LA NOCHE ERA SU CÓMPLICE, SU amiga, su amante. La vieja conocida que lo amparaba, como había hecho siempre. La calidez que lo abrigaba y lo ocultaba. El tacto espeso y caliente sobre su maltratada piel. La sensación de reencontrarse con el primer amor y ser consciente de que todavía se amaban, que aún quedaba esa chispa capaz de encender el fuego. Esas impresiones obtuvo cuando se deslizó furtivo en la casa de su próximo objetivo. Las cerraduras no tenían misterio para los suyos, siempre que hubieran sido convocados, y él lo había sido una vez hacía muchos años. Suponía que aquello valía, aunque no tenía a ningún igual al que preguntárselo. Tal vez estuviera equivocado, o quizá no, pero tenía hambre y necesitaba comer. Y ella lo había marcado. Habían hablado en un establecimiento, junto al otro, el alto. Ya había estado en ese sitio en los últimos días y a ella parecía gustarle, pues pasaba mucho de su tiempo bebiendo allí. ¡Qué alegría se llevaría cuando por fin lo reconociera!
Irina, ahora
El frío del barro cocido de los ladrillos se aplastaba contra su rostro. Permanecía pegada a la pared de la calleja, una estrecha travesía entre dos calles secundarias poco transitadas y casi sin iluminación. El cañón del arma fantasma indagaba en la oscuridad por delante de ella. Ni un solo sonido.

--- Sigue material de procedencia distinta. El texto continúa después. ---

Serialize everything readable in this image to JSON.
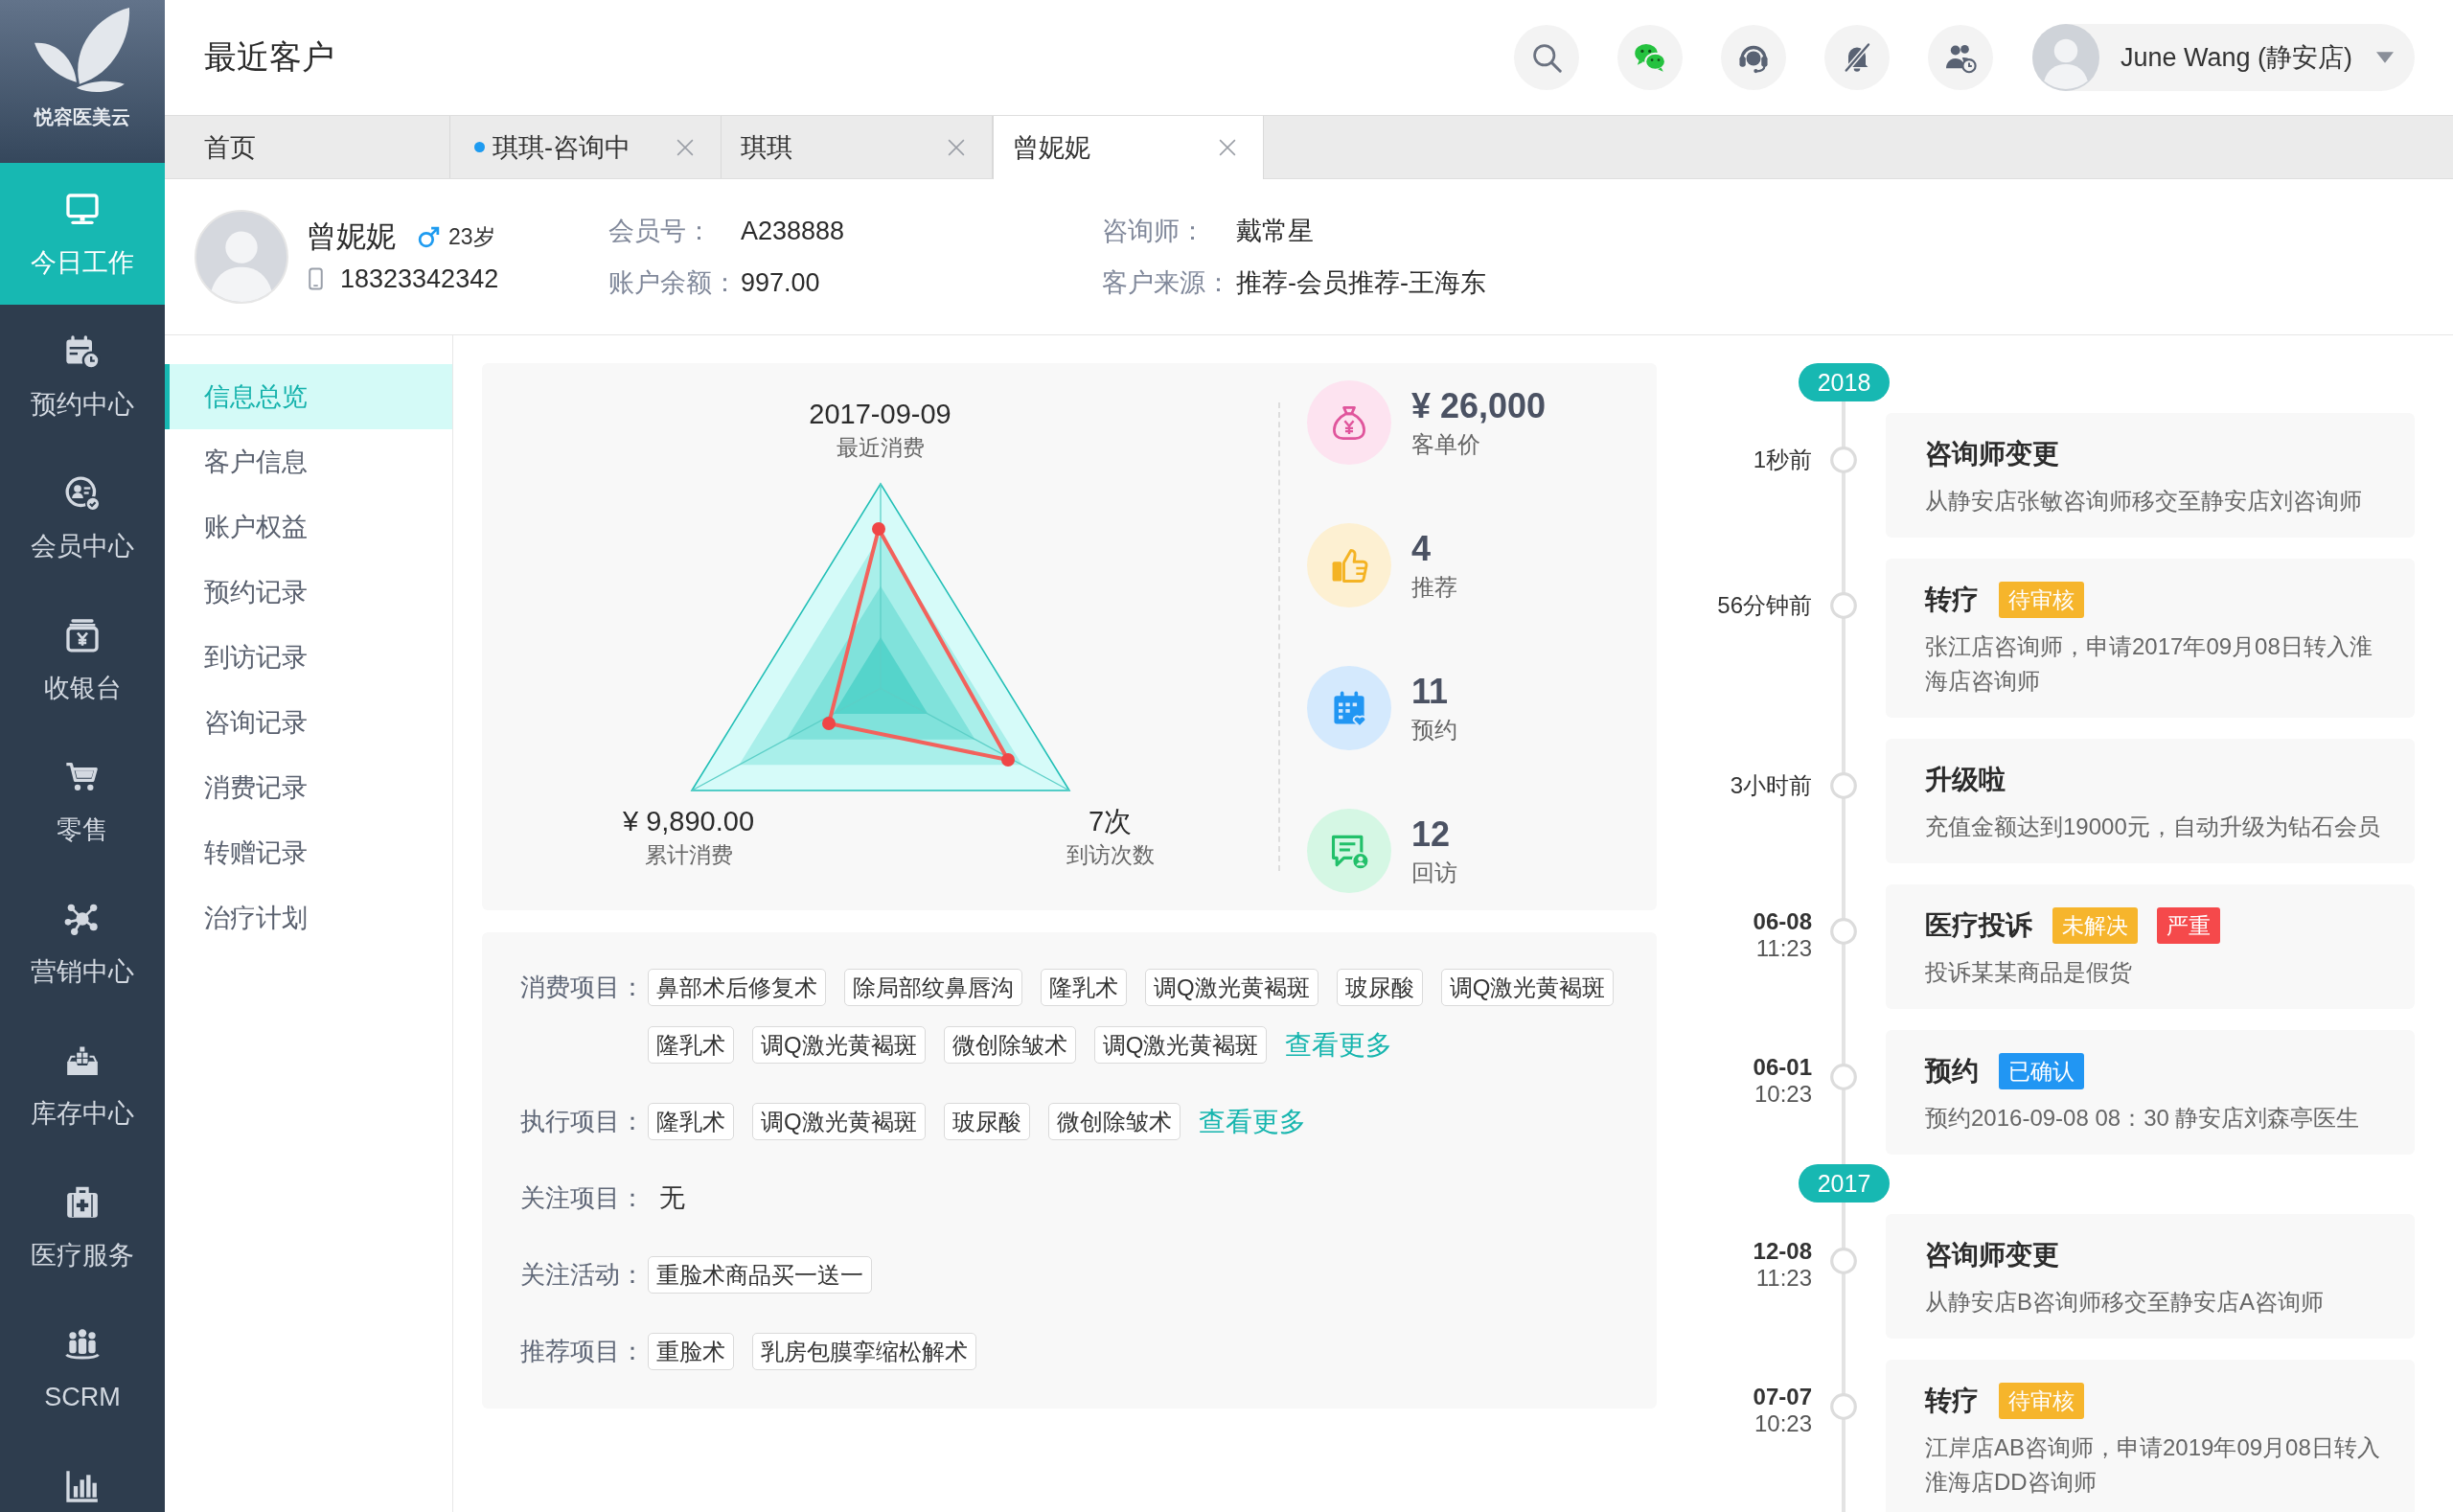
{
  "sidebar": {
    "logo_text": "悦容医美云",
    "items": [
      {
        "label": "今日工作",
        "selected": true
      },
      {
        "label": "预约中心",
        "selected": false
      },
      {
        "label": "会员中心",
        "selected": false
      },
      {
        "label": "收银台",
        "selected": false
      },
      {
        "label": "零售",
        "selected": false
      },
      {
        "label": "营销中心",
        "selected": false
      },
      {
        "label": "库存中心",
        "selected": false
      },
      {
        "label": "医疗服务",
        "selected": false
      },
      {
        "label": "SCRM",
        "selected": false
      },
      {
        "selected": false
      }
    ]
  },
  "header": {
    "title": "最近客户",
    "user": {
      "name": "June Wang (静安店)"
    }
  },
  "tabs": [
    {
      "label": "首页",
      "dot": false,
      "closable": false,
      "selected": false
    },
    {
      "label": "琪琪-咨询中",
      "dot": true,
      "closable": true,
      "selected": false
    },
    {
      "label": "琪琪",
      "dot": false,
      "closable": true,
      "selected": false
    },
    {
      "label": "曾妮妮",
      "dot": false,
      "closable": true,
      "selected": true
    }
  ],
  "customer": {
    "name": "曾妮妮",
    "male": true,
    "age": "23岁",
    "phone": "18323342342",
    "fields": [
      {
        "label": "会员号：",
        "value": "A238888"
      },
      {
        "label": "咨询师：",
        "value": "戴常星"
      },
      {
        "label": "账户余额：",
        "value": "997.00"
      },
      {
        "label": "客户来源：",
        "value": "推荐-会员推荐-王海东"
      }
    ]
  },
  "submenu": [
    {
      "label": "信息总览",
      "selected": true
    },
    {
      "label": "客户信息",
      "selected": false
    },
    {
      "label": "账户权益",
      "selected": false
    },
    {
      "label": "预约记录",
      "selected": false
    },
    {
      "label": "到访记录",
      "selected": false
    },
    {
      "label": "咨询记录",
      "selected": false
    },
    {
      "label": "消费记录",
      "selected": false
    },
    {
      "label": "转赠记录",
      "selected": false
    },
    {
      "label": "治疗计划",
      "selected": false
    }
  ],
  "overview": {
    "radar_axes": [
      {
        "value": "2017-09-09",
        "label": "最近消费"
      },
      {
        "value": "¥ 9,890.00",
        "label": "累计消费"
      },
      {
        "value": "7次",
        "label": "到访次数"
      }
    ],
    "stats": [
      {
        "value": "¥ 26,000",
        "label": "客单价"
      },
      {
        "value": "4",
        "label": "推荐"
      },
      {
        "value": "11",
        "label": "预约"
      },
      {
        "value": "12",
        "label": "回访"
      }
    ]
  },
  "projects": [
    {
      "label": "消费项目：",
      "tags": [
        "鼻部术后修复术",
        "除局部纹鼻唇沟",
        "隆乳术",
        "调Q激光黄褐斑",
        "玻尿酸",
        "调Q激光黄褐斑",
        "隆乳术",
        "调Q激光黄褐斑",
        "微创除皱术",
        "调Q激光黄褐斑"
      ],
      "more": "查看更多"
    },
    {
      "label": "执行项目：",
      "tags": [
        "隆乳术",
        "调Q激光黄褐斑",
        "玻尿酸",
        "微创除皱术"
      ],
      "more": "查看更多"
    },
    {
      "label": "关注项目：",
      "text": "无"
    },
    {
      "label": "关注活动：",
      "tags": [
        "重脸术商品买一送一"
      ]
    },
    {
      "label": "推荐项目：",
      "tags": [
        "重脸术",
        "乳房包膜挛缩松解术"
      ]
    }
  ],
  "timeline": [
    {
      "year": "2018",
      "entries": [
        {
          "ago": "1秒前",
          "title": "咨询师变更",
          "body": "从静安店张敏咨询师移交至静安店刘咨询师"
        },
        {
          "ago": "56分钟前",
          "title": "转疗",
          "badges": [
            {
              "text": "待审核",
              "color": "#f6b52c"
            }
          ],
          "body": "张江店咨询师，申请2017年09月08日转入淮海店咨询师"
        },
        {
          "ago": "3小时前",
          "title": "升级啦",
          "body": "充值金额达到19000元，自动升级为钻石会员"
        },
        {
          "date": "06-08",
          "time": "11:23",
          "title": "医疗投诉",
          "badges": [
            {
              "text": "未解决",
              "color": "#f6b52c"
            },
            {
              "text": "严重",
              "color": "#f5494b"
            }
          ],
          "body": "投诉某某商品是假货"
        },
        {
          "date": "06-01",
          "time": "10:23",
          "title": "预约",
          "badges": [
            {
              "text": "已确认",
              "color": "#2196f3"
            }
          ],
          "body": "预约2016-09-08 08：30 静安店刘森亭医生"
        }
      ]
    },
    {
      "year": "2017",
      "entries": [
        {
          "date": "12-08",
          "time": "11:23",
          "title": "咨询师变更",
          "body": "从静安店B咨询师移交至静安店A咨询师"
        },
        {
          "date": "07-07",
          "time": "10:23",
          "title": "转疗",
          "badges": [
            {
              "text": "待审核",
              "color": "#f6b52c"
            }
          ],
          "body": "江岸店AB咨询师，申请2019年09月08日转入淮海店DD咨询师"
        }
      ]
    }
  ]
}
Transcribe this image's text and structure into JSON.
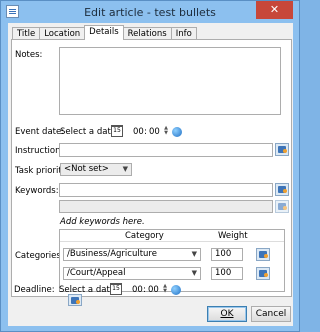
{
  "window": {
    "title": "Edit article - test bullets",
    "close_glyph": "✕"
  },
  "tabs": [
    "Title",
    "Location",
    "Details",
    "Relations",
    "Info"
  ],
  "active_tab": "Details",
  "fields": {
    "notes_label": "Notes:",
    "event_date_label": "Event date:",
    "instructions_label": "Instructions:",
    "priority_label": "Task priority:",
    "keywords_label": "Keywords:",
    "categories_label": "Categories:",
    "deadline_label": "Deadline:"
  },
  "date_picker": {
    "placeholder": "Select a date",
    "calendar_day": "15",
    "hours": "00",
    "minutes": "00",
    "separator": ":"
  },
  "priority": {
    "selected": "<Not set>"
  },
  "keywords": {
    "add_hint": "Add keywords here."
  },
  "categories": {
    "columns": [
      "Category",
      "Weight"
    ],
    "rows": [
      {
        "category": "/Business/Agriculture",
        "weight": "100"
      },
      {
        "category": "/Court/Appeal",
        "weight": "100"
      }
    ]
  },
  "buttons": {
    "ok": "OK",
    "cancel": "Cancel"
  },
  "icons": [
    "calendar-icon",
    "globe-icon",
    "browse-icon",
    "close-icon",
    "spin-icon"
  ],
  "colors": {
    "titlebar": "#8cc0ef",
    "close": "#c7473a",
    "panel": "#f0f0f0"
  }
}
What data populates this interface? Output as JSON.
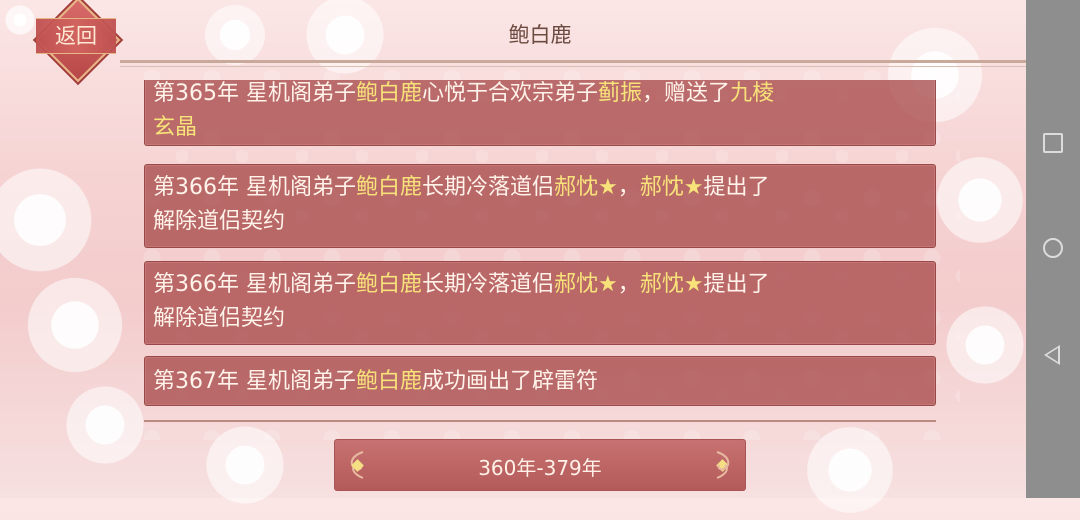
{
  "header": {
    "title": "鲍白鹿",
    "back_label": "返回"
  },
  "events": [
    {
      "lines": [
        [
          {
            "t": "第365年 星机阁弟子"
          },
          {
            "t": "鲍白鹿",
            "hl": true
          },
          {
            "t": "心悦于合欢宗弟子"
          },
          {
            "t": "蓟振",
            "hl": true
          },
          {
            "t": "，赠送了"
          },
          {
            "t": "九棱",
            "hl": true
          }
        ],
        [
          {
            "t": "玄晶",
            "hl": true
          }
        ]
      ]
    },
    {
      "lines": [
        [
          {
            "t": "第366年 星机阁弟子"
          },
          {
            "t": "鲍白鹿",
            "hl": true
          },
          {
            "t": "长期冷落道侣"
          },
          {
            "t": "郝忱★",
            "hl": true
          },
          {
            "t": "，"
          },
          {
            "t": "郝忱★",
            "hl": true
          },
          {
            "t": "提出了"
          }
        ],
        [
          {
            "t": "解除道侣契约"
          }
        ]
      ]
    },
    {
      "lines": [
        [
          {
            "t": "第366年 星机阁弟子"
          },
          {
            "t": "鲍白鹿",
            "hl": true
          },
          {
            "t": "长期冷落道侣"
          },
          {
            "t": "郝忱★",
            "hl": true
          },
          {
            "t": "，"
          },
          {
            "t": "郝忱★",
            "hl": true
          },
          {
            "t": "提出了"
          }
        ],
        [
          {
            "t": "解除道侣契约"
          }
        ]
      ]
    },
    {
      "lines": [
        [
          {
            "t": "第367年 星机阁弟子"
          },
          {
            "t": "鲍白鹿",
            "hl": true
          },
          {
            "t": "成功画出了辟雷符"
          }
        ]
      ]
    }
  ],
  "pager": {
    "label": "360年-379年"
  },
  "colors": {
    "highlight": "#f8e27a",
    "card": "#a84a4a"
  }
}
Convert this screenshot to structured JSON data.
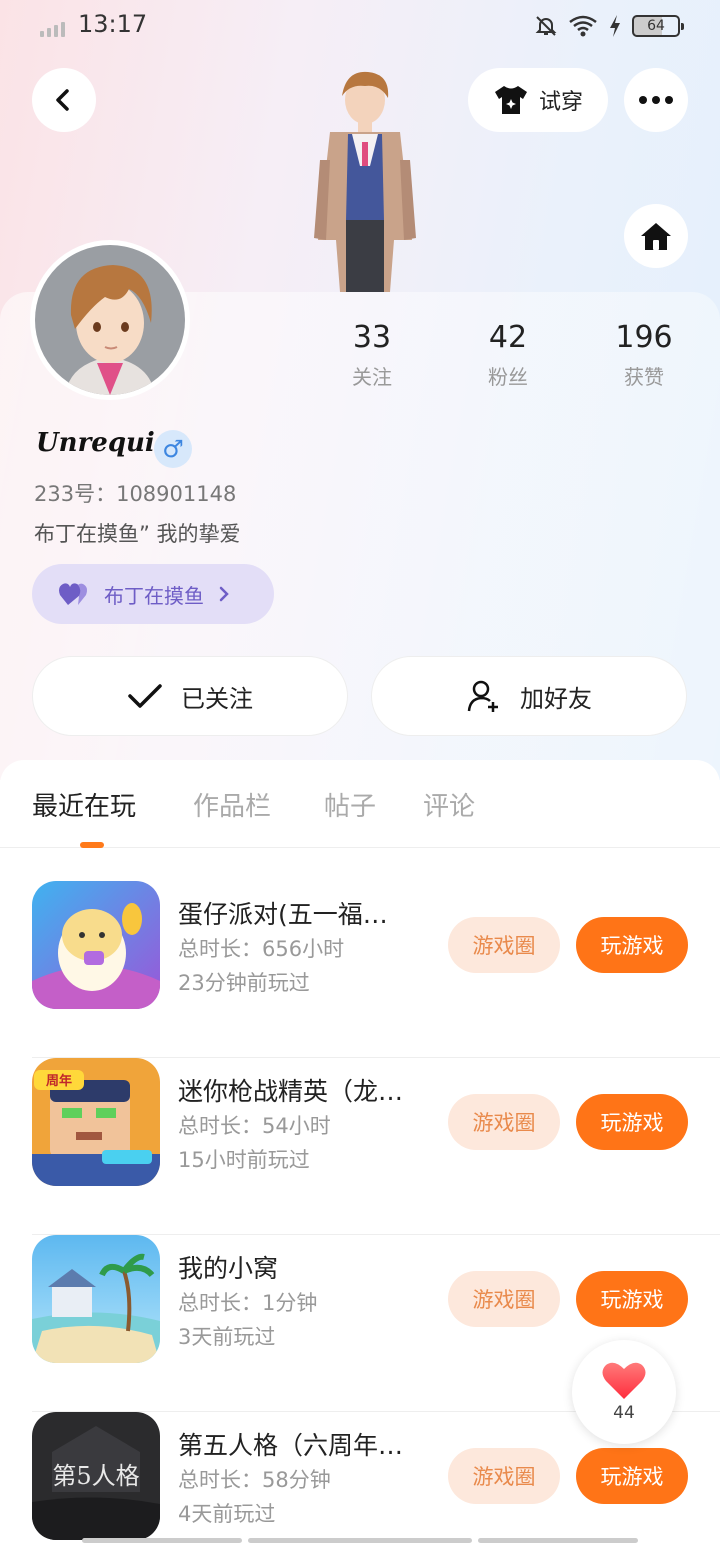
{
  "status_bar": {
    "time": "13:17",
    "battery": "64"
  },
  "header": {
    "try_on_label": "试穿"
  },
  "stats": [
    {
      "value": "33",
      "label": "关注"
    },
    {
      "value": "42",
      "label": "粉丝"
    },
    {
      "value": "196",
      "label": "获赞"
    }
  ],
  "profile": {
    "username": "Unrequi",
    "gender_symbol": "♂",
    "uid_text": "233号：108901148",
    "bio": "布丁在摸鱼” 我的挚爱",
    "club_label": "布丁在摸鱼"
  },
  "actions": {
    "followed_label": "已关注",
    "add_friend_label": "加好友"
  },
  "tabs": [
    {
      "label": "最近在玩"
    },
    {
      "label": "作品栏"
    },
    {
      "label": "帖子"
    },
    {
      "label": "评论"
    }
  ],
  "games": [
    {
      "title": "蛋仔派对(五一福…",
      "playtime": "总时长：656小时",
      "last_played": "23分钟前玩过",
      "circle_label": "游戏圈",
      "play_label": "玩游戏"
    },
    {
      "title": "迷你枪战精英（龙…",
      "playtime": "总时长：54小时",
      "last_played": "15小时前玩过",
      "circle_label": "游戏圈",
      "play_label": "玩游戏",
      "icon_badge": "周年"
    },
    {
      "title": "我的小窝",
      "playtime": "总时长：1分钟",
      "last_played": "3天前玩过",
      "circle_label": "游戏圈",
      "play_label": "玩游戏"
    },
    {
      "title": "第五人格（六周年…",
      "playtime": "总时长：58分钟",
      "last_played": "4天前玩过",
      "circle_label": "游戏圈",
      "play_label": "玩游戏",
      "icon_text": "第5人格"
    }
  ],
  "like_float": {
    "count": "44"
  },
  "colors": {
    "accent": "#ff7417",
    "accent_soft": "#fde8dc",
    "club_purple": "#6e5dc6"
  }
}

El aviso vino en forma de disparo. Le dio tiempo a observar el fogonazo y a parapetarse. Medio segundo después saltaron esquirlas y polvo rojizo del pedazo de pared donde Irina había estado antes.
Debía encontrarse bastante asustado porque acababa de revelar su posición. Un error de novato de su exnovio, que le facilitaba las cosas a la detective.
Pero no iba a darle ni la más mínima oportunidad, así que avanzó, tanteando con pasos cortos el pavimento que tenía delante, con la espalda soldada a la pared. Silencio.
Por el rabillo del ojo intuyó un movimiento. Le pareció que el bulto maniobraba haciendo malabarismos sobre unas escaleras de incendios para rodearla y situarse a su espalda. Lo llevaba claro.
Retrocedió el camino recorrido con el mismo cuidado y se colocó en lo que era prácticamente la entrada del callejón. Debido a su intento de diversión, Christian era incapaz de verla desde su posición. Aquel era el punto en el que su plan fallaba: había unos minutos en los que no podía controlar a su perseguidor, en este caso perseguidora.
Irina aguardaba a que su víctima apareciera. Le habría gustado presenciar el gesto de su rostro cuando se diera cuenta de que había sido engañado, pero no quería que le viera la cara, además de que continuaba embozada con el abrigo y cubierta con la amplia capucha.
Agazapada, esperó su momento mientras escuchaba a la persona que había sido su pareja pisar en los escalones metálicos y, finalmente, acceder a la calle. Debía pensar que su misterioso perseguidor se encontraba por delante de él, cuando no era así. Trató de buscar cobertura detrás de unos cubos de basura.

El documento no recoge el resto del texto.